A Democratic senator facing corruption charges and the Republican son-in-law of the president facing allegations of using private email for White House business. They have this in common: their lawyer, Abbe Lowell.
Lowell, a Washington criminal defense attorney, is representing Sen. Robert Menendez (D-N.J.), who is on trial for allegedly doing official favors in exchange for political contributions and freebies from a Florida ophthalmologist. He’s also the lawyer for President Donald Trump’s son-in-law and senior adviser Jared Kushner who is facing questions about his use of a private email account.
Lowell also knows a thing or two about Jewish cuisine.
Last month during the Menendez trial in Newark, N.J., U.S. District Judge William Walls granted both the defense and the prosecution the right to introduce limited amounts of evidence, which he referred to “a little bit of this and a little bit of that,” and compared it to a “Jewish stew,” according to Politico.
“I think the word is tsimmes,” Lowell told Walls.
When the trial resumed after Rosh Hashanah, Lowell brought in a pot of the carrot-based dish to share and declared, “This is a new way of serving the government.”
Political figures in hot water are Lowell’s specialty. His clientele has included President Bill Clinton, Democratic presidential candidate John Edwards and lobbyist Jack Abramoff.
In July, Kushner turned to Lowell for legal assistance as he continues to be a subject of two probes surrounding his contact with the Russian government during the 2016 presidential campaign, and more recently, allegations that he used his private email accounts for White House business.
When Washington Jewish Week interviewed Lowell in 2012, he deflected much of the attention away from himself, but said he thinks the trait that defines him is his “ability to synthesize words into speech.”

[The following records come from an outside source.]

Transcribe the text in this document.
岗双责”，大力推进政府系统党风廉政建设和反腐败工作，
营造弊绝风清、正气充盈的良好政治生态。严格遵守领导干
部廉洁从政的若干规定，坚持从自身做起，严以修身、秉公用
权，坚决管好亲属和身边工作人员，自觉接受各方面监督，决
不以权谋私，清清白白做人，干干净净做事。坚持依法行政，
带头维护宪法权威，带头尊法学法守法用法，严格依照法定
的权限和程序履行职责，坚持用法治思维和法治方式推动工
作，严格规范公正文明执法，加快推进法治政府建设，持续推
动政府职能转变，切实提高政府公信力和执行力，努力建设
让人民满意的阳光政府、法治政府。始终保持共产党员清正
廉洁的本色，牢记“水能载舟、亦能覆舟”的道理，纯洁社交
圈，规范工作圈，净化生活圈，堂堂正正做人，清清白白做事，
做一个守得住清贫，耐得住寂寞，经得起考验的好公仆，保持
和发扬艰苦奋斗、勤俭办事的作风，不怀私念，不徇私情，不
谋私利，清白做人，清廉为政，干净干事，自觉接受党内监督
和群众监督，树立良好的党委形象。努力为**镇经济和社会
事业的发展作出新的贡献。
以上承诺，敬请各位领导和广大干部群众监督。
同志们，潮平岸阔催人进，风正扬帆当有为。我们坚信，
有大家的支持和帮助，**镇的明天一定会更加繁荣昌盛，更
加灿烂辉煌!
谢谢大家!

“That allows me to be a trial lawyer,” he said then. “It allows me to be a teacher. It allows me to be an annoyance to my parents. So what I like about it is it puts me in touch with something that’s innate about me. It’s an outlet that allows my existence to make sense.”
Those who have shared a courtroom with Lowell agreed with this characterization.

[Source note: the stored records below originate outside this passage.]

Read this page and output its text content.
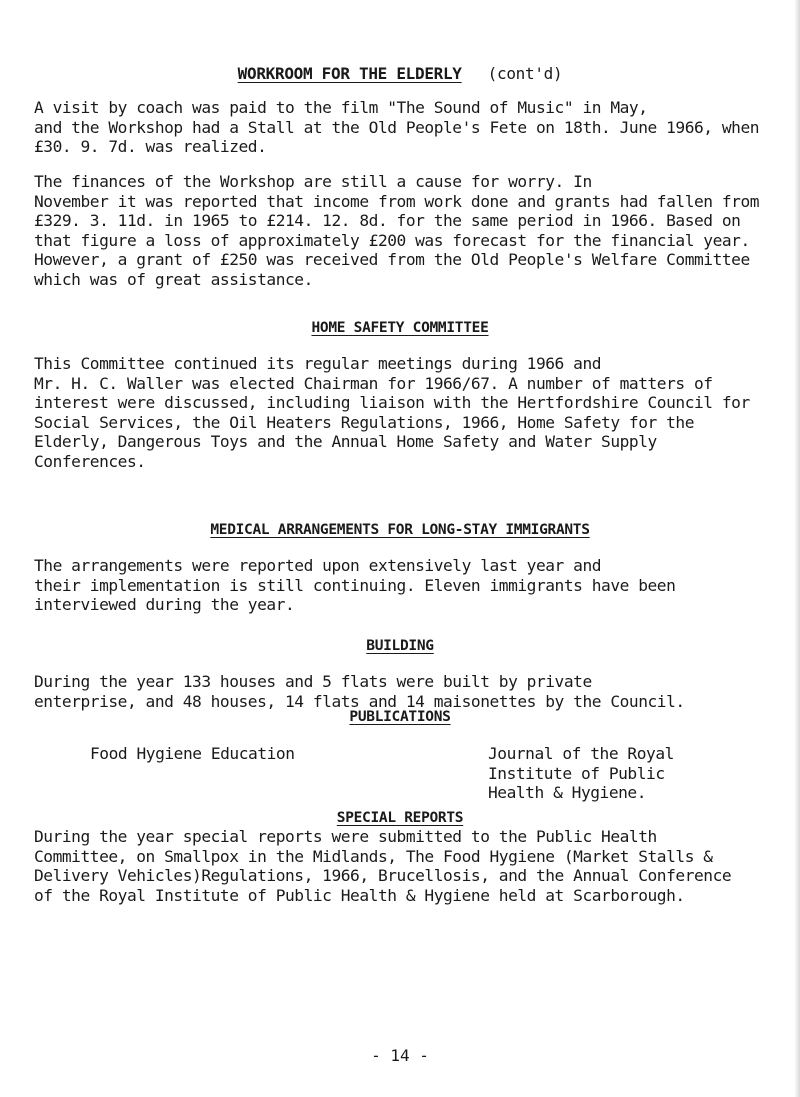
WORKROOM FOR THE ELDERLY (cont'd)
A visit by coach was paid to the film "The Sound of Music" in May,
and the Workshop had a Stall at the Old People's Fete on 18th. June 1966, when
£30. 9. 7d. was realized.
The finances of the Workshop are still a cause for worry. In
November it was reported that income from work done and grants had fallen from
£329. 3. 11d. in 1965 to £214. 12. 8d. for the same period in 1966. Based on
that figure a loss of approximately £200 was forecast for the financial year.
However, a grant of £250 was received from the Old People's Welfare Committee
which was of great assistance.
HOME SAFETY COMMITTEE
This Committee continued its regular meetings during 1966 and
Mr. H. C. Waller was elected Chairman for 1966/67. A number of matters of
interest were discussed, including liaison with the Hertfordshire Council for
Social Services, the Oil Heaters Regulations, 1966, Home Safety for the
Elderly, Dangerous Toys and the Annual Home Safety and Water Supply
Conferences.
MEDICAL ARRANGEMENTS FOR LONG-STAY IMMIGRANTS
The arrangements were reported upon extensively last year and
their implementation is still continuing. Eleven immigrants have been
interviewed during the year.
BUILDING
During the year 133 houses and 5 flats were built by private
enterprise, and 48 houses, 14 flats and 14 maisonettes by the Council.
PUBLICATIONS
Food Hygiene Education	Journal of the Royal
Institute of Public
Health & Hygiene.
SPECIAL REPORTS
During the year special reports were submitted to the Public Health
Committee, on Smallpox in the Midlands, The Food Hygiene (Market Stalls &
Delivery Vehicles)Regulations, 1966, Brucellosis, and the Annual Conference
of the Royal Institute of Public Health & Hygiene held at Scarborough.
- 14 -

“Abbe’s a man of many skills, which is why he’s a successful lawyer,” said his friend and colleague Baruch Weiss.
Weiss, a Washington attorney, noted Lowell’s sense of humor and dedication to each client. He described Lowell’s oratory as a “very formal but relaxed,” and said he is always well prepared for trial.
Weiss got to know Lowell in 2005 when the two defended former AIPAC staffers Steve Rosen and Keith Weissman, who had been charged with espionage for allegedly passing secrets to journalists and the Israeli government. The spying charges were dismissed in 2009 at the government’s request.

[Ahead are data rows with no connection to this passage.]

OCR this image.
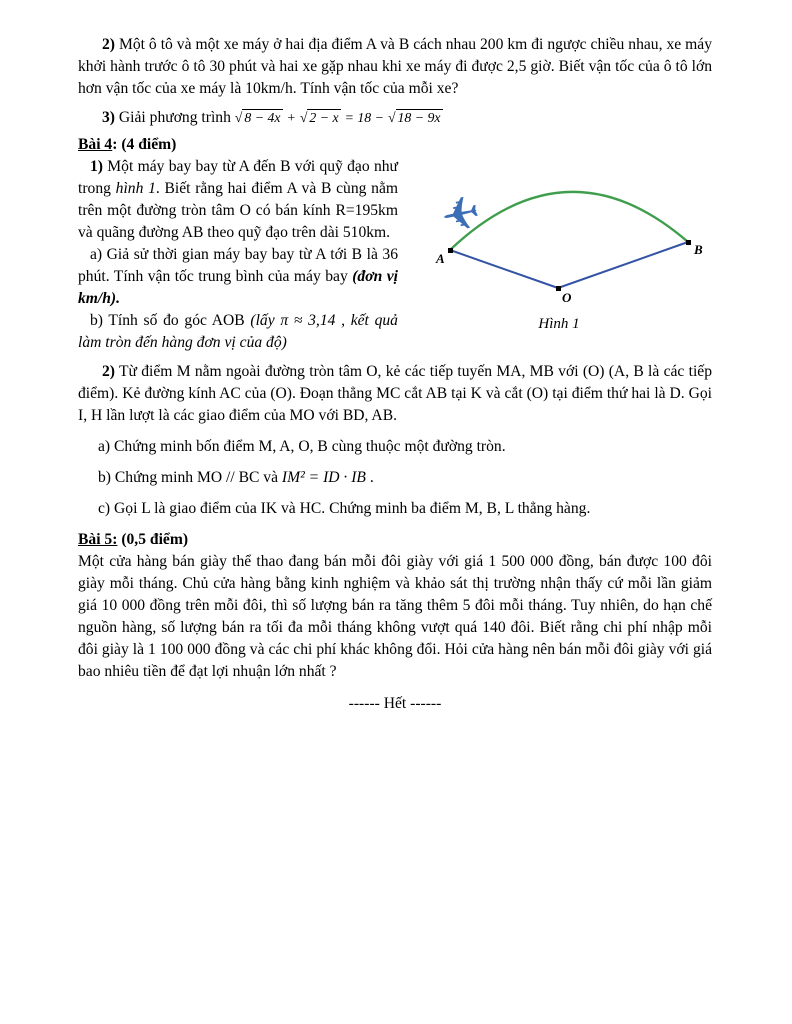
2) Một ô tô và một xe máy ở hai địa điểm A và B cách nhau 200 km đi ngược chiều nhau, xe máy khởi hành trước ô tô 30 phút và hai xe gặp nhau khi xe máy đi được 2,5 giờ. Biết vận tốc của ô tô lớn hơn vận tốc của xe máy là 10km/h. Tính vận tốc của mỗi xe?

3) Giải phương trình √ 8 − 4x + √ 2 − x = 18 − √ 18 − 9x

Bài 4: (4 điểm)

A
B
O
✈
Hình 1

1) Một máy bay bay từ A đến B với quỹ đạo như trong hình 1. Biết rằng hai điểm A và B cùng nằm trên một đường tròn tâm O có bán kính R=195km và quãng đường AB theo quỹ đạo trên dài 510km.

a) Giả sử thời gian máy bay bay từ A tới B là 36 phút. Tính vận tốc trung bình của máy bay (đơn vị km/h).

b) Tính số đo góc AOB (lấy π ≈ 3,14 , kết quả làm tròn đến hàng đơn vị của độ)

2) Từ điểm M nằm ngoài đường tròn tâm O, kẻ các tiếp tuyến MA, MB với (O) (A, B là các tiếp điểm). Kẻ đường kính AC của (O). Đoạn thẳng MC cắt AB tại K và cắt (O) tại điểm thứ hai là D. Gọi I, H lần lượt là các giao điểm của MO với BD, AB.

a) Chứng minh bốn điểm M, A, O, B cùng thuộc một đường tròn.

b) Chứng minh MO // BC và IM² = ID · IB .

c) Gọi L là giao điểm của IK và HC. Chứng minh ba điểm M, B, L thẳng hàng.

Bài 5: (0,5 điểm)

Một cửa hàng bán giày thể thao đang bán mỗi đôi giày với giá 1 500 000 đồng, bán được 100 đôi giày mỗi tháng. Chủ cửa hàng bằng kinh nghiệm và khảo sát thị trường nhận thấy cứ mỗi lần giảm giá 10 000 đồng trên mỗi đôi, thì số lượng bán ra tăng thêm 5 đôi mỗi tháng. Tuy nhiên, do hạn chế nguồn hàng, số lượng bán ra tối đa mỗi tháng không vượt quá 140 đôi. Biết rằng chi phí nhập mỗi đôi giày là 1 100 000 đồng và các chi phí khác không đổi. Hỏi cửa hàng nên bán mỗi đôi giày với giá bao nhiêu tiền để đạt lợi nhuận lớn nhất ?

------ Hết ------
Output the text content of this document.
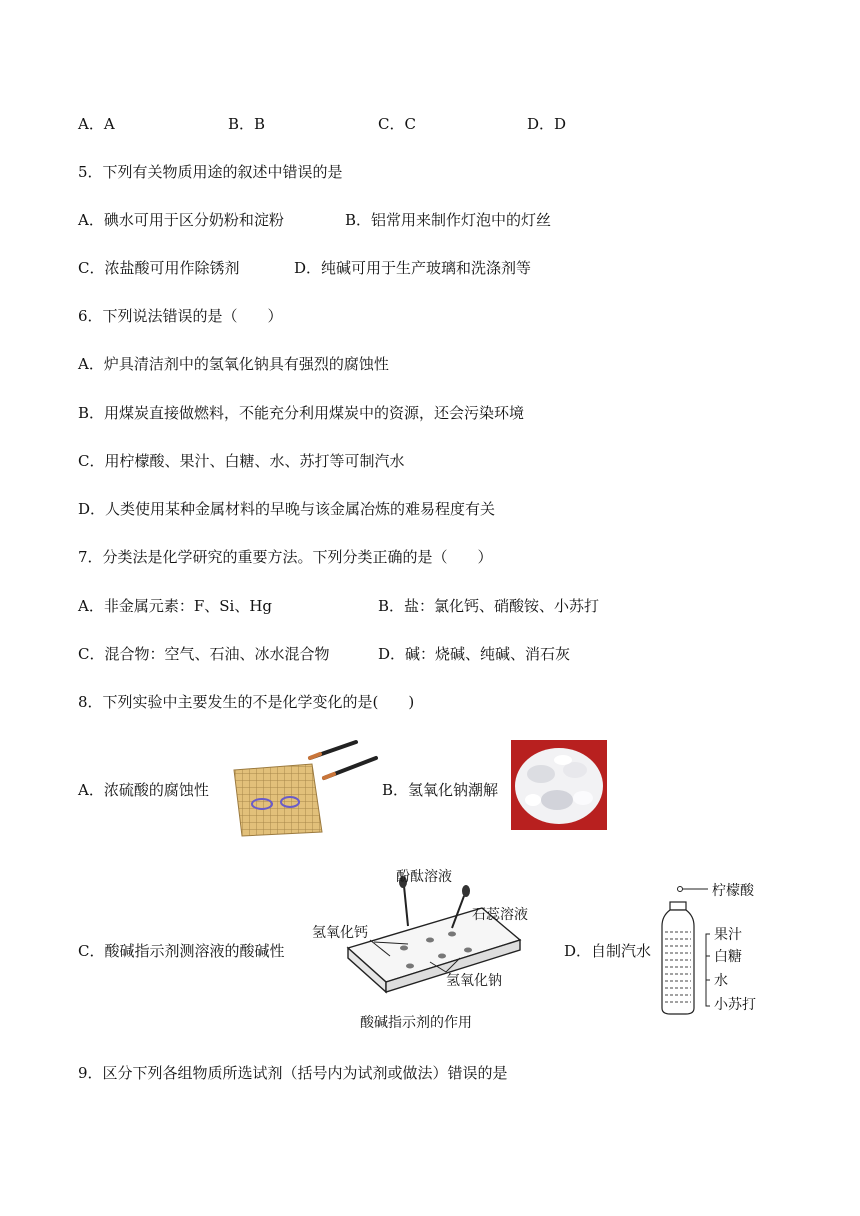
A．A	B．B	C．C	D．D
5．下列有关物质用途的叙述中错误的是
A．碘水可用于区分奶粉和淀粉	B．铝常用来制作灯泡中的灯丝
C．浓盐酸可用作除锈剂	D．纯碱可用于生产玻璃和洗涤剂等
6．下列说法错误的是（　　）
A．炉具清洁剂中的氢氧化钠具有强烈的腐蚀性
B．用煤炭直接做燃料，不能充分利用煤炭中的资源，还会污染环境
C．用柠檬酸、果汁、白糖、水、苏打等可制汽水
D．人类使用某种金属材料的早晚与该金属冶炼的难易程度有关
7．分类法是化学研究的重要方法。下列分类正确的是（　　）
A．非金属元素：F、Si、Hg	B．盐：氯化钙、硝酸铵、小苏打
C．混合物：空气、石油、冰水混合物	D．碱：烧碱、纯碱、消石灰
8．下列实验中主要发生的不是化学变化的是(　　)
A．浓硫酸的腐蚀性	B．氢氧化钠潮解
C．酸碱指示剂测溶液的酸碱性
酚酞溶液
石蕊溶液
氢氧化钙
氢氧化钠
酸碱指示剂的作用
D．自制汽水
柠檬酸
果汁
白糖
水
小苏打
9．区分下列各组物质所选试剂（括号内为试剂或做法）错误的是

Weiss said he thought the judge in the case had been predisposed to the government’s position when the case started, but it seemed the judge began to reconsider after Lowell presented defense arguments in a pretrial hearing.
“There was a moment where [the judge] turns to Abbe with a look that said, ‘I’ve come to trust you. I need your input on this.’ The judge didn’t say any of that, but there was something about his facial expression and in the way he turned to Abbe that said that.”
Michael Frisch, former senior assistant and assistant bar counsel to the District of Columbia Court of Appeals, was the opposing counsel in the mid-1990s when Lowell represented lawyer Randy Weiss, who had turned himself in for embezzling more than $600,000 from the firm where he worked. The court barred Weiss from practicing law for two years, with a third year suspended in favor of two years on probation or until his therapist deemed he no longer needed therapy.
Frisch said he came to respect his counterpart.
White collar criminal defense is “a very specialized area of the law and I thought he was brilliant,” Frisch said. “He’s a very pleasant person to be around. He’s not overbearing like big shot lawyers are.”
When Lowell, a partner at Norton Rose Fulbright, is not in the courtroom, he can be found at Congregation B’nai Tzedek in Potomac, where he’s been a member for 20 years. He studies Torah on Saturday afternoons and from time to time gives a sermon on the week’s Torah portion.
“I’ve never been in a courtroom with him, but I’ve seen him in the way he approaches Torah study,” said Rabbi Stuart Weinblatt. “He is always well prepared. He has an extremely analytical mind.”
Weinblatt called Lowell one of the brightest people he’s ever met. He said Lowell is like the old E.F. Hutton commercial, in which a hush falls on a room when the brokerage firm’s name is mentioned.
“That’s Abbe. When he talks, people listen.”
Managing Editor David Holzel contributed to this article.